Para entendermos o propósito do presente ensaio, faz-se necessário trazermos à exposição a situação histórico-evolutiva em que se deu a efetiva aplicação dos princípios no ordenamento jurídico brasileiro.
Nesse sentido Luis Roberto Barroso:
“...Ao longo do século XIX, com o advento do Estado liberal, a consolidação dos ideais constitucionais em textos escritos e o êxito do movimento de codificação, o jusnaturalismo chega ao seu apogeu e, paradoxalmente, tem início a sua superação histórica. Considerado metafísico e anti-científico, o direito natural é empurrado para a margem da história pela onipotência positivista do final século XIX (...) o Direito resultou no positivismo jurídico, na pretensão de criar-se uma ciência jurídica, com características análogas às ciências exatas e naturais. A busca de objetividade científica, com ênfase na realidade observável e não na especulação filosófica, apartou o Direito da moral e dos valores transcendentes (...) a decadência do positivismo é emblematicamente associada à derrota do fascismo na Itália e do nazismo na Alemanha. Esses movimentos políticos e militares ascenderam ao poder dentro do quadro de legalidade vigente e promoveram a barbárie em nome da lei. Os principais acusados de Nuremberg invocaram o cumprimento da lei e a obediência a ordens emanadas da autoridade competente. Ao fim da Segunda Guerra Mundial, a idéia de um ordenamento jurídico indiferente a valores éticos e da lei como um estrutura meramente formal, uma embalagem para qualquer produto, já não tinha mais aceitação no pensamento esclarecido (...) a superação histórica do jusnaturalismo e o fracasso político do positivismo abriram caminho para um conjunto amplo e ainda inacabado de reflexões acerca do Direito, sua função social e sua interpretação. O pós-positivismo é a designação provisória e genérica de um ideário difuso, no qual se incluem a definição das relações entre valores, princípios e regras, aspectos da chamada nova hermenêutica constitucional, e a teoria dos direitos fundamentais, edificada sobre o fundamento da dignidade humana. A valorização dos princípios, sua incorporação, explícita ou implícita, pelos textos constitucionais e o reconhecimento pela ordem jurídica de sua normatividade fazem parte desse ambiente de reaproximação entre Direito e Ética...”1
Nessa perspectiva evolutiva, os princípios sofreram uma transposição dentro do ordenamento que os conduziu ao centro do sistema, os princípios obtiveram o status de norma jurídica, superando a crença de que teriam uma dimensão puramente axiológica, ética, sem eficácia jurídica ou aplicabilidade direta e imediata.

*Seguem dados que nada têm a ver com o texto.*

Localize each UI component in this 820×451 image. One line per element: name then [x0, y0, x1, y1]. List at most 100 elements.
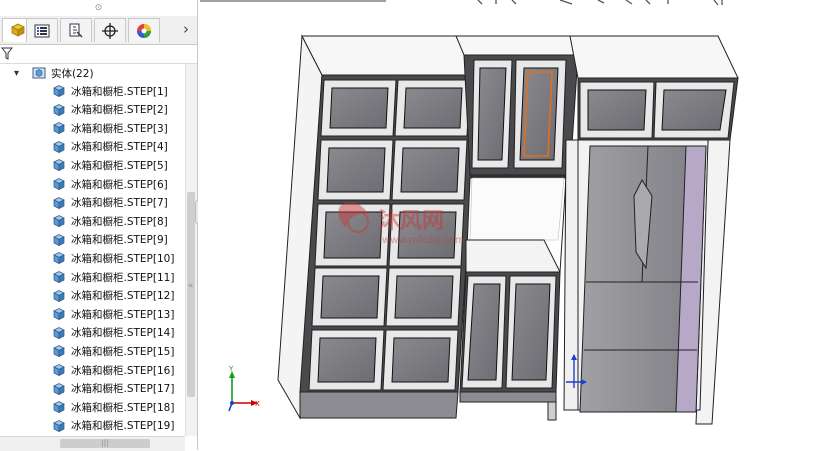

A moderna dogmática abona o entendimento de que as normas em geral, e as normas constitucionais em particular, enquadram-se em duas grandes categorias diversas: os princípios e as regras, ambas diferenciam-se quanto à abstração e maior espectro de atuação de uma, frente a concretude e delineamento específico de aplicação da outra.
Cabe ao aplicador das normas-princípio atuar ponderativamente, já que na aplicação das normas-regras aplica-se o critério subsuntivo, decidindo, numa situação de colisão(de princípios), qual deve prevalecer em detrimento dos demais, isto é, sendo possível graduar a intensidade da solução escolhida, competindo ainda decidir qual deve ser o grau apropriado em que a solução deve ser aplicada. Todo esse processo cognitivo-aplicativo fundar-se-á na proporcionalidade ou razoabilidade.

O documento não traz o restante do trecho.